Asia's paraxylene market is seeing more delays in the declaration process for October-delivery cargoes, as the narrowing PX-naphtha spread resulted in more Chinese end buyers struggling to find outlets amid a buildup of inventories, market sources said this week.
September in particular, has seen the PX-naphtha spread plummet to a near 30-month low of $310.25/mt on September 28, S&P Global Platts data showed, amid volatility in the purified terephthalic acid futures market and higher imports into China. Naphtha prices in contrast, were led higher by firmer crude oil values.
The spread between the CFR Taiwan/China PX and CFR Japan naphtha markers was last lower on April 1, 2015, at $308.50/mt, Platts data showed.
As of September 28, the PX-naphtha spread averaged $372.98/mt so far this year, or $22.68/mt lower from the average in 2016, in part reflecting a 10.63% rise in China's PX imports to 9.07 million mt over January-August.
Anticipating firmer demand down the road with potential PTA startups, a lot of PX cargoes imported into China have been stored in tanks, while consumption has so far remained nearly flat from 2016.
As more inventory builds up at a number of locations such as Jiangyin and Dalian, the process of allocating cargoes has been strained to the limit this year, with each month bringing a spate of woes for much of the market.
"Post-declaration [September 15] for October cargoes, I waited for a week before I received a discharge port, while I know there were other sellers who have received messages asking for a change in port, with the vessel on the water and due to reach in a few days' time," said a Southeast Asian trader.
During the Platts Market on Close assessment process, there were 28 trades for October-delivery cargoes, seven more than for September delivery. Buyers were Wanxiang Singapore (one cargo), SKGC Singapore (one cargo), Grand Petrochemical (11 cargoes) and GS Caltex (15 cargoes).
Sellers included Wanxiang Singapore (eight cargoes), OTI (four cargoes), Zhejiang Yisheng (three cargoes) and Koch (one cargo).
Another trader said a few sellers who had nominated first-half October as the delivery laycan were facing some resistance from buyers further down the trading chain.
"The reason being cited by our counterparty is that the final buyer in the chain, and the ultimate receiver of the cargo is unable to receive the cargo during the Chinese National [Day] holiday period in early October," said a trader in one such chain.
"During an extended holiday, it is not uncommon for PTA makers to carefully plan deliveries well in advance and request their sellers to accommodate a revision in the delivery period of a few cargoes," a source with a Chinese PTA producer said.
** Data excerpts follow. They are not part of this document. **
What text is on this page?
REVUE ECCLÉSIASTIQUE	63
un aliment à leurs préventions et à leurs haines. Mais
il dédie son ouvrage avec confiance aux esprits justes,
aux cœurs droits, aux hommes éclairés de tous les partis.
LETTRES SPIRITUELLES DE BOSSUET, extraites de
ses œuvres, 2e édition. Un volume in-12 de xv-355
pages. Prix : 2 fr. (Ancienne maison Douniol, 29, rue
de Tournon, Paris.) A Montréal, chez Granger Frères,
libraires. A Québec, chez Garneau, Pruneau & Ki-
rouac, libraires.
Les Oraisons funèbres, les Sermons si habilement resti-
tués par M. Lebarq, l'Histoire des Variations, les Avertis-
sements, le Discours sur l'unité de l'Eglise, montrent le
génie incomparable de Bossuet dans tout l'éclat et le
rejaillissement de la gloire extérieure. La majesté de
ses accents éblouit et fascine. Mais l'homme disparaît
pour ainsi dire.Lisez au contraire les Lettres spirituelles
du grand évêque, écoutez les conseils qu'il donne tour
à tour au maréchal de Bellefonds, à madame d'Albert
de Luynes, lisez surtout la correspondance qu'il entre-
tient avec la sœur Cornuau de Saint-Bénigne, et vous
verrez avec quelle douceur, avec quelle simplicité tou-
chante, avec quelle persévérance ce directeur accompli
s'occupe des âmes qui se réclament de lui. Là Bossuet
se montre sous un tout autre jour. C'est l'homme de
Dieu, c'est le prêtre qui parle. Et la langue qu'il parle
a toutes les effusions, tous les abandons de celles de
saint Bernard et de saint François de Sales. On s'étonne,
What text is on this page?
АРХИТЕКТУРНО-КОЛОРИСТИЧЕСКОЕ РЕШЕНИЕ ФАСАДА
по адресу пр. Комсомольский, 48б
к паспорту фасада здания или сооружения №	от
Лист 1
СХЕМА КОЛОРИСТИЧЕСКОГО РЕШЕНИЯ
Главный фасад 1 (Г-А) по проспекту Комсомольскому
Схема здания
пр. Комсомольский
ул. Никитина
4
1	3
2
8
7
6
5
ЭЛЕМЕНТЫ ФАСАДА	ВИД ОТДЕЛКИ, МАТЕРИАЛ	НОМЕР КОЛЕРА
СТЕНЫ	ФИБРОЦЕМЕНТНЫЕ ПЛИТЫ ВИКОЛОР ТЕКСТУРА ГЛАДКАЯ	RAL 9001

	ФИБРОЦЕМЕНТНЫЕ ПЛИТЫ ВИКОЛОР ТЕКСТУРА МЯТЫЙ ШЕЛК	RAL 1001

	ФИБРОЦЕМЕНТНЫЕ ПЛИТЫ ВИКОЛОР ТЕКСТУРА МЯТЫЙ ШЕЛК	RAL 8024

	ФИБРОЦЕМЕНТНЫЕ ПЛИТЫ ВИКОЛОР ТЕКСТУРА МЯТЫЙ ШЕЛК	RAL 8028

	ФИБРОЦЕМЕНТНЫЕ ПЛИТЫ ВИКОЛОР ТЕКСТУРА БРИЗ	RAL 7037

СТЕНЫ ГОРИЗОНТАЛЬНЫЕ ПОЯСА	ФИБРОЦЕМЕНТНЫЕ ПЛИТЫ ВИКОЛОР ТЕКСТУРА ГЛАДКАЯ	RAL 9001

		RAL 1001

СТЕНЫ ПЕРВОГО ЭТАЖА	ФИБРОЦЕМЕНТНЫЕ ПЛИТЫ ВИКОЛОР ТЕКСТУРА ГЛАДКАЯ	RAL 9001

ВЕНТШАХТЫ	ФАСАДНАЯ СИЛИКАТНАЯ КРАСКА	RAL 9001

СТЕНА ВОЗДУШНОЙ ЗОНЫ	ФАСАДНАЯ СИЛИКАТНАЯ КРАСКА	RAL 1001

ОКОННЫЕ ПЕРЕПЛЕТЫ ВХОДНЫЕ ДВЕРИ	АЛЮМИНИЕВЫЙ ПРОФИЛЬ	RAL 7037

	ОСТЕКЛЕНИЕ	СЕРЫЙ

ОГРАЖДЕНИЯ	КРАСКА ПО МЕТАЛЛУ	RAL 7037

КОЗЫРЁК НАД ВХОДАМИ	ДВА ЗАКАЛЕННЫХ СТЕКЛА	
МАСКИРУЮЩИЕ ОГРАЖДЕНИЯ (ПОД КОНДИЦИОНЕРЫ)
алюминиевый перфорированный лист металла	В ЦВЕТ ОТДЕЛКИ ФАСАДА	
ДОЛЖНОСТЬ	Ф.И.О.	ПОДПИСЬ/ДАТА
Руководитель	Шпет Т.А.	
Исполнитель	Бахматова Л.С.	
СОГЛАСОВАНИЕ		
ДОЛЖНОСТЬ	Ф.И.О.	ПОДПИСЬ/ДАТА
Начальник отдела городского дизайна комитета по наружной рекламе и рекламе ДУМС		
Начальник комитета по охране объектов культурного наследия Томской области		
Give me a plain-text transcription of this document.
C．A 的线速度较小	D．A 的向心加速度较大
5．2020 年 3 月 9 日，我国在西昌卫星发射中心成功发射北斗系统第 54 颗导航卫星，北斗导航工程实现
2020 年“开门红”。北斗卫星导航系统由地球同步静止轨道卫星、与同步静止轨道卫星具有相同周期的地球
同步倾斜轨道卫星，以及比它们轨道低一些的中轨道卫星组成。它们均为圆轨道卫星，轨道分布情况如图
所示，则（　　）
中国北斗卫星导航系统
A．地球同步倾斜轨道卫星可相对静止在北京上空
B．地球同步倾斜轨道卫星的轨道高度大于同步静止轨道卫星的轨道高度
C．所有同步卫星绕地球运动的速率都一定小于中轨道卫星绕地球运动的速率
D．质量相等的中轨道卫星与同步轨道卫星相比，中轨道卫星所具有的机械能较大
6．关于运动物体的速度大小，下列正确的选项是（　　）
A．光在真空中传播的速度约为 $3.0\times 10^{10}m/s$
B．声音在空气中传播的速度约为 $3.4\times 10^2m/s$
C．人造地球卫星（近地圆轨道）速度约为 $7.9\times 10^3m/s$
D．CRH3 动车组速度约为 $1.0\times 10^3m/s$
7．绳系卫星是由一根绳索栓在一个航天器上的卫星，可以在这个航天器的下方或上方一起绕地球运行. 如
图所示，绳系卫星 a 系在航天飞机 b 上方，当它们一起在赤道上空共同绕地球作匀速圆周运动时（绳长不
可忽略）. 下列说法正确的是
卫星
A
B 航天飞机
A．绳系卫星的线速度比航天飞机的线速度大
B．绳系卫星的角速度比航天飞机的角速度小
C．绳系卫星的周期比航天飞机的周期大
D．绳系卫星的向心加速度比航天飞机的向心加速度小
"Suppliers factor this in, so the flow of cargoes to a PTA maker's terminal over long holidays like the Lunar New Year and the National [Day] holidays will reduce. However, traders who buy spot cargoes should budget for the possibility of the seller declaring during the holiday period, and accordingly should already have an outlet ready," he added.
Others were more blunt.
"If the holidays are cited as a reason for not being able to receive a vessel, then the shipping market should cease to function on the weekend, and also at night, when people are asleep," said a Chinese trader.
PX PRODUCERS PEG HOPES ON POTENTIAL PTA STARTUPS
"The market is struggling under the weight of a lot of these cargoes", "end-users have more than enough in their tanks", "inventory across China and South Korea is high" have been a common refrain across much of the industry this year.
What is undeniable is that Chinese imports of PX continue to rise on a year-on-year basis as the PTA industry, which has long been in the red, is returning to a period of profitable operations, on the back of a widening spread from PX.
So much so, that PX producers are pinning their hopes on potential restarts restoring some of the balance to the supply-demand equation, currently skewed in favor of the buyers.
Xianglu Petrochemical in Xiamen, a PTA plant with a nameplate capacity of 4.5 million mt/year is targeting a restart of two of its three PTA lines in November, according to a company source, and is estimated to require 23 PX cargoes each month as feedstock, assuming an operating rate of 70%.
Furthermore, Oriental Petrochemical (Taiwan) Co. Ltd. plans to start up its 1.5 million mt/year PTA plant in October, with only government approval pending, while Jiaxing Petrochemical, part of China's Tongkun Group, aims to start up its new 2.2 million mt/year PTA plant at Zhapu, Zhejiang province, in the second half of October.
Even if some of these startups fail to materialize on time, as some believe will be the case, a PX-naphtha spread in the low-$300s/mt does not mean that producers are suffering.
"At a spread of $220-$250/mt from naphtha, PX producers can break even quite comfortably," a Southeast Asian producer source said, while traders have indicated spreads of $250-$270/mt to be reasonable.
"The spread is merely reflecting the balance in the market, which at the moment is in favor of the buyers, so it's really just market fundamentals playing out. It's inconceivable that any Asian producer would even consider cutting operating rates when PX production still remains so profitable," the Southeast Asian producer source added.